Esports booming during pandemic

Gamers, spectators increase even as events go virtual


Photo courtesy of The E-Sports Observer

Despite empty arenas, esports has thrived during the coronavirus pandemic.

Sri Kotipalli, Staff Writer

A global pandemic caused most of the world to go into quarantine on March 13, causing most sports to shut down and postpone their seasons.

But not esports.

Esports – which are multiplayer video games played competitively typically by professional gamers and often in front of thousands of spectators – has exploded worldwide.

“The video game industry continues to see an impressive jump in both revenue and attentiveness to esports from major media companies as coronavirus-related restrictions roll into May, keeping millions of people at home and searching for new forms of entertainment,” Washington Post reporter Noah Smith wrote in an article last spring. “When Riot Games’s ‘Valorant’ entered beta in early April, it seemed to be on a path that would enable it to stand out as more people stayed home.”

Cal High sophomore Ben Kessler, who is secretary of the Cal High’s Esports Club, said he has spent a lot of time playing video games like “Valorant” and “Escape from Tarkov” since Shelter in Place (SIP) began in March. He used to stream only two to three times, but not only did his playing time increase during quarantine but so did the number of viewers he got.

He’s not alone. Esports, and video games in general, have provided many Cal students a release from the high stress and isolation that SIP brought, even after the stay-at-home order was lifted during the summer.

“Video games made quarantine bearable,” sophomore Rithik Baral said. “It helped me pass time and make new friends.”

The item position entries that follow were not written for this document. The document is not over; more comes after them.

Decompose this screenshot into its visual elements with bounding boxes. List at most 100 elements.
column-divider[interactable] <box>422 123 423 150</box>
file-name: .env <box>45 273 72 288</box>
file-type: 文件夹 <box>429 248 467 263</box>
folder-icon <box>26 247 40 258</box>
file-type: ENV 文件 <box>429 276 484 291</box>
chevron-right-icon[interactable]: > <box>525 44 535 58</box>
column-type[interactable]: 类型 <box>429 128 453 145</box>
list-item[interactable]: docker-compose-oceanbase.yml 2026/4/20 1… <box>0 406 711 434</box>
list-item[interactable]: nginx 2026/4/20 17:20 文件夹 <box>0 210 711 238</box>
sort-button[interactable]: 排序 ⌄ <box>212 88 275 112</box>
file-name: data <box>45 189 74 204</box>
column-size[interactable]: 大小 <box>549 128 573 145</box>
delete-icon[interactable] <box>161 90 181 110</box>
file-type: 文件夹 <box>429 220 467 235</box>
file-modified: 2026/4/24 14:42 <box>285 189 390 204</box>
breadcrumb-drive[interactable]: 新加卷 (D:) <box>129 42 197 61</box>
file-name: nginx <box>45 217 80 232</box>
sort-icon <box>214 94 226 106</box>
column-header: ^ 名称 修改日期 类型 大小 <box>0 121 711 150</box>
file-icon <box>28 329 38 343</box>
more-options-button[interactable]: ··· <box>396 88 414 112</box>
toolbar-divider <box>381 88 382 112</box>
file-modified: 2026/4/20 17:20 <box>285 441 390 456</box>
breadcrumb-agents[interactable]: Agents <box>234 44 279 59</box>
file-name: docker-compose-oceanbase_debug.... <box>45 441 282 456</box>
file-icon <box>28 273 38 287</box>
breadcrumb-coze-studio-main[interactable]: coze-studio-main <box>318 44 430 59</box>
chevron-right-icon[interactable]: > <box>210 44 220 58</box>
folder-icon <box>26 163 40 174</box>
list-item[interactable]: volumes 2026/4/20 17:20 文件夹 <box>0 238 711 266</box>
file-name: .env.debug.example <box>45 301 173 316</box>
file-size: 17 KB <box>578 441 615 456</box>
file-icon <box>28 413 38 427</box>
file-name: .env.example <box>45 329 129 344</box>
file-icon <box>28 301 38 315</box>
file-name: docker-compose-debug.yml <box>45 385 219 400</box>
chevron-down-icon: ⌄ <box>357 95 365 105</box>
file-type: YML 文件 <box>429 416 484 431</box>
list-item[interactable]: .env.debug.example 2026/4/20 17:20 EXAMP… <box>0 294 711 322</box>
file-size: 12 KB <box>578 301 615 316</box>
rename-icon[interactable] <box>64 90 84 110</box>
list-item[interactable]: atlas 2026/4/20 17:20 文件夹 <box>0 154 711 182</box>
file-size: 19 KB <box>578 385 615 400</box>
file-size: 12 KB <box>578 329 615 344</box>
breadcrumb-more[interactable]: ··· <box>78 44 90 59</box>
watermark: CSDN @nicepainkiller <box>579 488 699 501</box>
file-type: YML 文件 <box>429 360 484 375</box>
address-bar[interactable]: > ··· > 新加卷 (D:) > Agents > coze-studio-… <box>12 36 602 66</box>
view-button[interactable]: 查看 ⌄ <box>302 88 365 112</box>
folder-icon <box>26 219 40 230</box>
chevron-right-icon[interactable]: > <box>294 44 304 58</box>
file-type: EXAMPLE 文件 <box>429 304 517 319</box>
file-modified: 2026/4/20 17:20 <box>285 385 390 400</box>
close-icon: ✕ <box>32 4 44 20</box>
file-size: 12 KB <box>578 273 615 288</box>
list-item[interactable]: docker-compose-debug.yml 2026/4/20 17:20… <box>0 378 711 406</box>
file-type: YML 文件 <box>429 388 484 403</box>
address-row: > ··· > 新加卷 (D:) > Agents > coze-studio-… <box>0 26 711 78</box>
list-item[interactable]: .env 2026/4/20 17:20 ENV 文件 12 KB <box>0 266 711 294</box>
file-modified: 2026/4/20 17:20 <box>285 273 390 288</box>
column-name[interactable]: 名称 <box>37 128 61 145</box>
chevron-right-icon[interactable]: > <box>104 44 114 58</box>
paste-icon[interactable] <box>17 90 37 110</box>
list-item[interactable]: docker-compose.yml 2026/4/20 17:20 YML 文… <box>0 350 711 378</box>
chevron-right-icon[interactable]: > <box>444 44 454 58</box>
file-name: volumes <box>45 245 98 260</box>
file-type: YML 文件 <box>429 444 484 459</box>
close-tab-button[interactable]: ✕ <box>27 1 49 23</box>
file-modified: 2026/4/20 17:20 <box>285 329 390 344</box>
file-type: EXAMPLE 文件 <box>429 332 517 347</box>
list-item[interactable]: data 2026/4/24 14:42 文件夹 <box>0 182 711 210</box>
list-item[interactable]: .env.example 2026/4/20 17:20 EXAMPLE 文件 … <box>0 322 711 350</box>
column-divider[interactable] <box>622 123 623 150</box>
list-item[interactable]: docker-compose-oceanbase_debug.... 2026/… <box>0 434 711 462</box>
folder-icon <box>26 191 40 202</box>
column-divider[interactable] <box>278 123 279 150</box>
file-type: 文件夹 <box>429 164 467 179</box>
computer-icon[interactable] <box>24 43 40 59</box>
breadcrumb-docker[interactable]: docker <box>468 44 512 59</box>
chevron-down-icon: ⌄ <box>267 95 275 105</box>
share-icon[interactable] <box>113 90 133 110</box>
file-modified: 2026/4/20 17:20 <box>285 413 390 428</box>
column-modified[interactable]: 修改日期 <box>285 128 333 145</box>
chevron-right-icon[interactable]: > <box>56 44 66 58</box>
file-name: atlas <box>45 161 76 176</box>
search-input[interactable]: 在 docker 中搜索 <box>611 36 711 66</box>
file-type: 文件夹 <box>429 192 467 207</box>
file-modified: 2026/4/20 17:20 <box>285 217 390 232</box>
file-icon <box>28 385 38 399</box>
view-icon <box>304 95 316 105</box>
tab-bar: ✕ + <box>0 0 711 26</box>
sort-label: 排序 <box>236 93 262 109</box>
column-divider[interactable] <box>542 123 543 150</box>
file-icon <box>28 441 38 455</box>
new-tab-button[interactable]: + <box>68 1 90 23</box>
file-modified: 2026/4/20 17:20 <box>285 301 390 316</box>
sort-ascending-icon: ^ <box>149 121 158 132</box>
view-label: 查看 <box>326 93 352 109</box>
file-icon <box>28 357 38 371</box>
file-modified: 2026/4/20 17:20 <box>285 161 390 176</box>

Baral said that he used to play five to six hours a week, but when quarantine started he started spending 20-plus hours a week. Now that school is back in session, his playing time has dropped to about eight hours a week.

Cal High sophomore Carl De Vera streams almost daily on Twitch under the name Muji. De Vera, who mostly streams “Valorant” and “Fortnite” said that the amount of video games that he plays daily has increased because he hasn’t had much to do. He also says that streaming on Twitch during quarantine has increased the amount of viewers he gets.

In the article, How COVID-19 Virtualized Gaming Events and Local Communities, reporter Stella Chung wrote, “The spread of COVID-19 has forced numerous physical gaming events like E3 and PAX, as well as esports tournaments like Overwatch League, to go entirely virtual”.

Gaming companies quickly adapted to the effects of COVID-19 because video games are streamed and anyone can watch with apps such as Twitch and Mixer.

Because people started getting bored of TV shows and movies, video games have been a major source of entertainment.

Video game companies such as Riot Games have taken advantage of the coronavirus. When people become bored, these video game companies released a new game so gamers and fans would have a new source of fun. According to, League of Legends had 160,000 viewers before quarantine. That number nearly doubled to 300,000 viewers in August.

Every year League of Legends has a tournament called Worlds, held in September, where teams from all around the world play for $2 million and glory. Last year’s tournament had about four million viewers. Imagine how many viewers League of Legends will be getting this year during Worlds, which began last week and runs through October.

While physical sports have been badly affected by COVID-19, esports continues to have a large presence, and should be sustainable for many years.